Risiko menikah di usia muda akan menimbulkan beberapa masalah, yakni rentannya terjadi pertengkaran dalam rumah tangga, emosi yang tidak stabil, tingginya sifat egois dari keduanya, kurangnya pengalaman dalam berbagai hal, rentannya terjadi perceraian, rahim belum siap menerima kehamilan sehingga rentan terjadi keguguran, pengetahuan dalam bidang perawatan kehamilan dan cara mengasuh anak masih rendah.
Itulah sebagian fakta yang masih terjadi di masyarakat kita. Tidak heran jika di negara ini angka kematian ibu dan bayi masih tinggi, juga tingkat perceraian atau pun kekerasan dalam rumah tangga juga masih tinggi. Salah satu penyebabnya bisa saja dari permasalahan adanya nikah dini tersebut.
Beberapa wanita harus berjuang tertatih-tatih untuk sekedar memenuhi sebagian hasratnya. Melawan persepsi masyarakat. Sebagian dari mereka bertahan dan sebagian-sebagian dari mereka “terpaksa” menyerah pada keadaan. Putus sekolah, kemudian menikah.
Idealnya seorang wanita turut mendapatkan pendidikan yang tinggi. Sebab, para wanita yang nantinya dalam rumah tangga paling dekat dengan anak. Wanita adalah sekolah bagi anak-anaknya. Mendidik generasi penerus bangsa tentunya harus mempunyai latar belakang pendidikan yang mumpuni bukan?
Rendahnya tingkat pendidikan bagi para wanita tentu berefek pada Indeks Pembangunan Manusia (IPM).

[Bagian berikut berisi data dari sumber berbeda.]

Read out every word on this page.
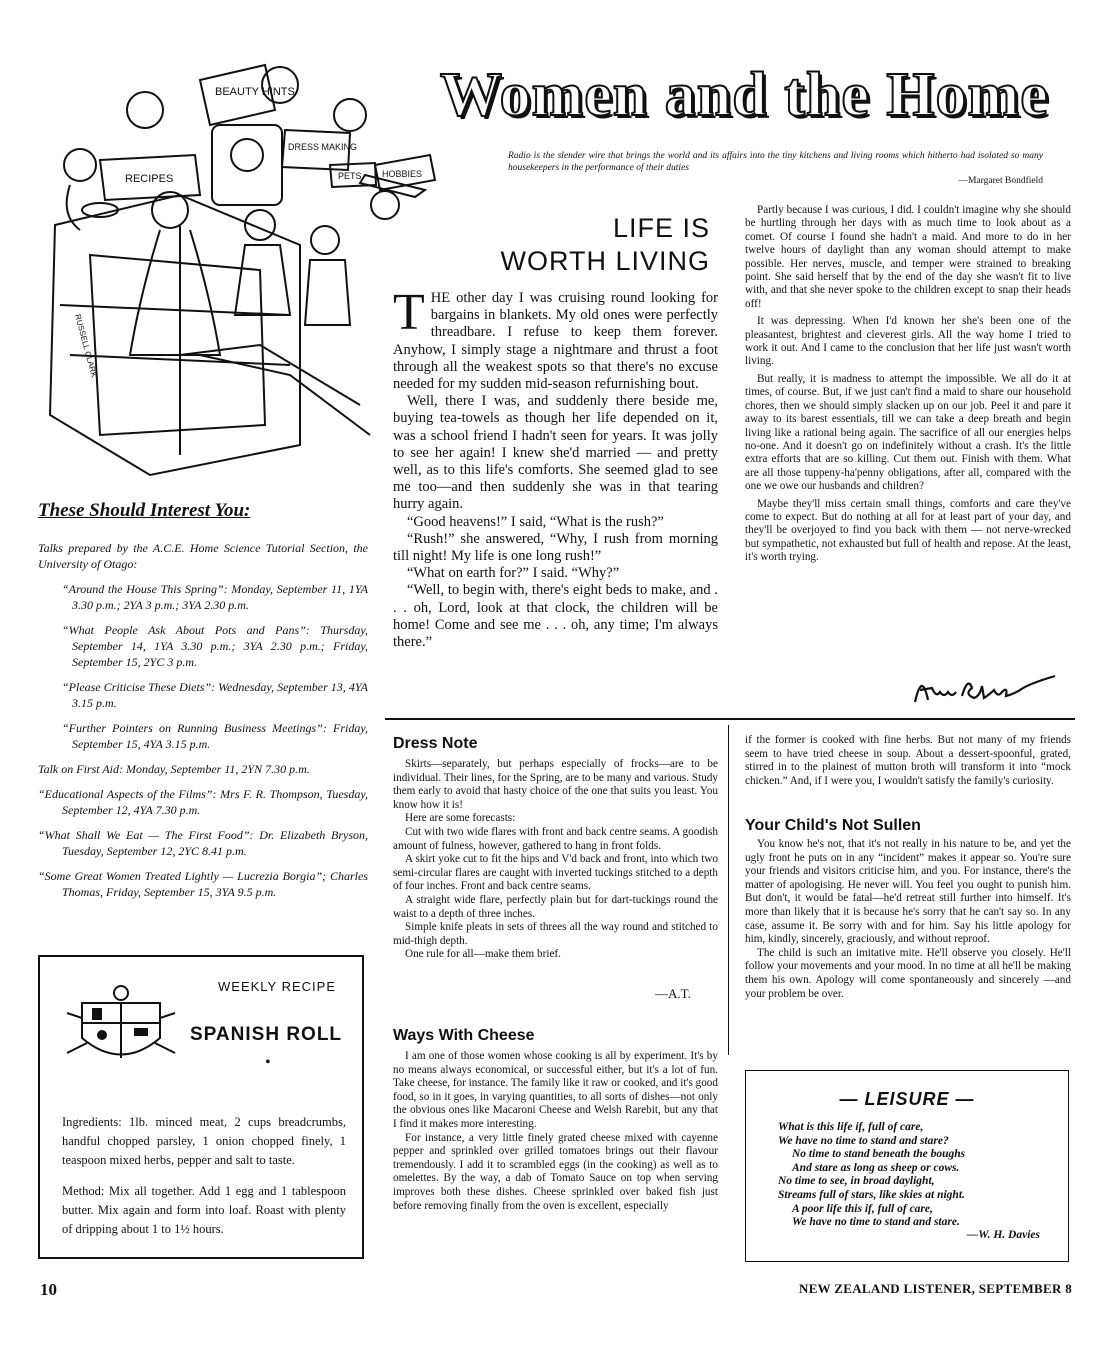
Women and the Home
Radio is the slender wire that brings the world and its affairs into the tiny kitchens and living rooms which hitherto had isolated so many housekeepers in the performance of their duties
—Margaret Bondfield
BEAUTY HINTS
RECIPES
DRESS MAKING
PETS HOBBIES
RUSSELL CLARK
These Should Interest You:

Talks prepared by the A.C.E. Home Science Tutorial Section, the University of Otago:

“Around the House This Spring”: Monday, September 11, 1YA 3.30 p.m.; 2YA 3 p.m.; 3YA 2.30 p.m.

“What People Ask About Pots and Pans”: Thursday, September 14, 1YA 3.30 p.m.; 3YA 2.30 p.m.; Friday, September 15, 2YC 3 p.m.

“Please Criticise These Diets”: Wednesday, September 13, 4YA 3.15 p.m.

“Further Pointers on Running Business Meetings”: Friday, September 15, 4YA 3.15 p.m.

Talk on First Aid: Monday, September 11, 2YN 7.30 p.m.

“Educational Aspects of the Films”: Mrs F. R. Thompson, Tuesday, September 12, 4YA 7.30 p.m.

“What Shall We Eat — The First Food”: Dr. Elizabeth Bryson, Tuesday, September 12, 2YC 8.41 p.m.

“Some Great Women Treated Lightly — Lucrezia Borgia”; Charles Thomas, Friday, September 15, 3YA 9.5 p.m.

WEEKLY RECIPE
SPANISH ROLL
•
Ingredients: 1lb. minced meat, 2 cups breadcrumbs, handful chopped parsley, 1 onion chopped finely, 1 teaspoon mixed herbs, pepper and salt to taste.
Method: Mix all together. Add 1 egg and 1 tablespoon butter. Mix again and form into loaf. Roast with plenty of dripping about 1 to 1½ hours.
LIFE IS
WORTH LIVING

THE other day I was cruising round looking for bargains in blankets. My old ones were perfectly threadbare. I refuse to keep them forever. Anyhow, I simply stage a nightmare and thrust a foot through all the weakest spots so that there's no excuse needed for my sudden mid-season refurnishing bout.

Well, there I was, and suddenly there beside me, buying tea-towels as though her life depended on it, was a school friend I hadn't seen for years. It was jolly to see her again! I knew she'd married — and pretty well, as to this life's comforts. She seemed glad to see me too—and then suddenly she was in that tearing hurry again.

“Good heavens!” I said, “What is the rush?”

“Rush!” she answered, “Why, I rush from morning till night! My life is one long rush!”

“What on earth for?” I said. “Why?”

“Well, to begin with, there's eight beds to make, and . . . oh, Lord, look at that clock, the children will be home! Come and see me . . . oh, any time; I'm always there.”

Partly because I was curious, I did. I couldn't imagine why she should be hurtling through her days with as much time to look about as a comet. Of course I found she hadn't a maid. And more to do in her twelve hours of daylight than any woman should attempt to make possible. Her nerves, muscle, and temper were strained to breaking point. She said herself that by the end of the day she wasn't fit to live with, and that she never spoke to the children except to snap their heads off!

It was depressing. When I'd known her she's been one of the pleasantest, brightest and cleverest girls. All the way home I tried to work it out. And I came to the conclusion that her life just wasn't worth living.

But really, it is madness to attempt the impossible. We all do it at times, of course. But, if we just can't find a maid to share our household chores, then we should simply slacken up on our job. Peel it and pare it away to its barest essentials, till we can take a deep breath and begin living like a rational being again. The sacrifice of all our energies helps no-one. And it doesn't go on indefinitely without a crash. It's the little extra efforts that are so killing. Cut them out. Finish with them. What are all those tuppeny-ha'penny obligations, after all, compared with the one we owe our husbands and children?

Maybe they'll miss certain small things, comforts and care they've come to expect. But do nothing at all for at least part of your day, and they'll be overjoyed to find you back with them — not nerve-wrecked but sympathetic, not exhausted but full of health and repose. At the least, it's worth trying.

Dress Note

Skirts—separately, but perhaps especially of frocks—are to be individual. Their lines, for the Spring, are to be many and various. Study them early to avoid that hasty choice of the one that suits you least. You know how it is!

Here are some forecasts:

Cut with two wide flares with front and back centre seams. A goodish amount of fulness, however, gathered to hang in front folds.

A skirt yoke cut to fit the hips and V'd back and front, into which two semi-circular flares are caught with inverted tuckings stitched to a depth of four inches. Front and back centre seams.

A straight wide flare, perfectly plain but for dart-tuckings round the waist to a depth of three inches.

Simple knife pleats in sets of threes all the way round and stitched to mid-thigh depth.

One rule for all—make them brief.

—A.T.
Ways With Cheese

I am one of those women whose cooking is all by experiment. It's by no means always economical, or successful either, but it's a lot of fun. Take cheese, for instance. The family like it raw or cooked, and it's good food, so in it goes, in varying quantities, to all sorts of dishes—not only the obvious ones like Macaroni Cheese and Welsh Rarebit, but any that I find it makes more interesting.

For instance, a very little finely grated cheese mixed with cayenne pepper and sprinkled over grilled tomatoes brings out their flavour tremendously. I add it to scrambled eggs (in the cooking) as well as to omelettes. By the way, a dab of Tomato Sauce on top when serving improves both these dishes. Cheese sprinkled over baked fish just before removing finally from the oven is excellent, especially

if the former is cooked with fine herbs. But not many of my friends seem to have tried cheese in soup. About a dessert-spoonful, grated, stirred in to the plainest of mutton broth will transform it into “mock chicken.” And, if I were you, I wouldn't satisfy the family's curiosity.
Your Child's Not Sullen

You know he's not, that it's not really in his nature to be, and yet the ugly front he puts on in any “incident” makes it appear so. You're sure your friends and visitors criticise him, and you. For instance, there's the matter of apologising. He never will. You feel you ought to punish him. But don't, it would be fatal—he'd retreat still further into himself. It's more than likely that it is because he's sorry that he can't say so. In any case, assume it. Be sorry with and for him. Say his little apology for him, kindly, sincerely, graciously, and without reproof.

The child is such an imitative mite. He'll observe you closely. He'll follow your movements and your mood. In no time at all he'll be making them his own. Apology will come spontaneously and sincerely —and your problem be over.

— LEISURE —
What is this life if, full of care,
We have no time to stand and stare?
No time to stand beneath the boughs
And stare as long as sheep or cows.
No time to see, in broad daylight,
Streams full of stars, like skies at night.
A poor life this if, full of care,
We have no time to stand and stare.
—W. H. Davies
10	NEW ZEALAND LISTENER, SEPTEMBER 8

Indeks ini digunakan untuk mengklasifikasikan sebuah negara adalah termasuk negara maju, negara berkembang atau negara terbelakang serta untuk mengukur pengaruh pengaruh dari kebijaksanaan ekonomi terhadap kualitas hidup.
Pengukuran IPM didasarkan pada perbandingan dari angka harapan hidup, melek huruf, pendidikan dan standar hidup.
Lamanya pendidikan yang diperoleh seseorang merupakan salah satu elemen pengukuran nilai IPM. Bukankah sangat perlu untuk memberikan pendidikan yang tinggi, baik bagi wanita maupun laki-laki? Bukan hanya sebatas IPM, melainkan tentang hak yang harusnya dijamin pemenuhannya oleh pemerintah.
Tidak ada kodrat atau pun adat yang menjadi penghalang bagi seorang wanita untuk memenuhi sebagian hasratnya, salah satunya mendapatkan pendidikan setinggi-tingginya, bukan? Tentu, ini bukan hanya soal permasalahan emansipasi!
Sebagai akhir dari tulisan ini, ada baiknya mengemukakan pendapat seorang sosiolog berkebangsaan Prancis, Emile Durkheim. Bahwasanya bersatunya wanita dan laki-laki untuk kemudian memerankan peran bagi suami dan istri, bukan karena prinsip persamaan, tetapi karena mereka berbeda satu sama lain; karena perbedaan itu pula mereka dapat bersatu membina rumah tangga.
Menurut pendapat tersebut mungkin bisa disimpulkan bahwa, emansipasi bukan sekedar terpenuhinya tuntutan hak kaum wanita untuk setara dengan kaum laki-laki, tetapi menempatkan seseorang sesuai dengan kemampuan, peran dan fungsi obyektif masing-masing.
Salam hangat untuk para wanita Indonesia!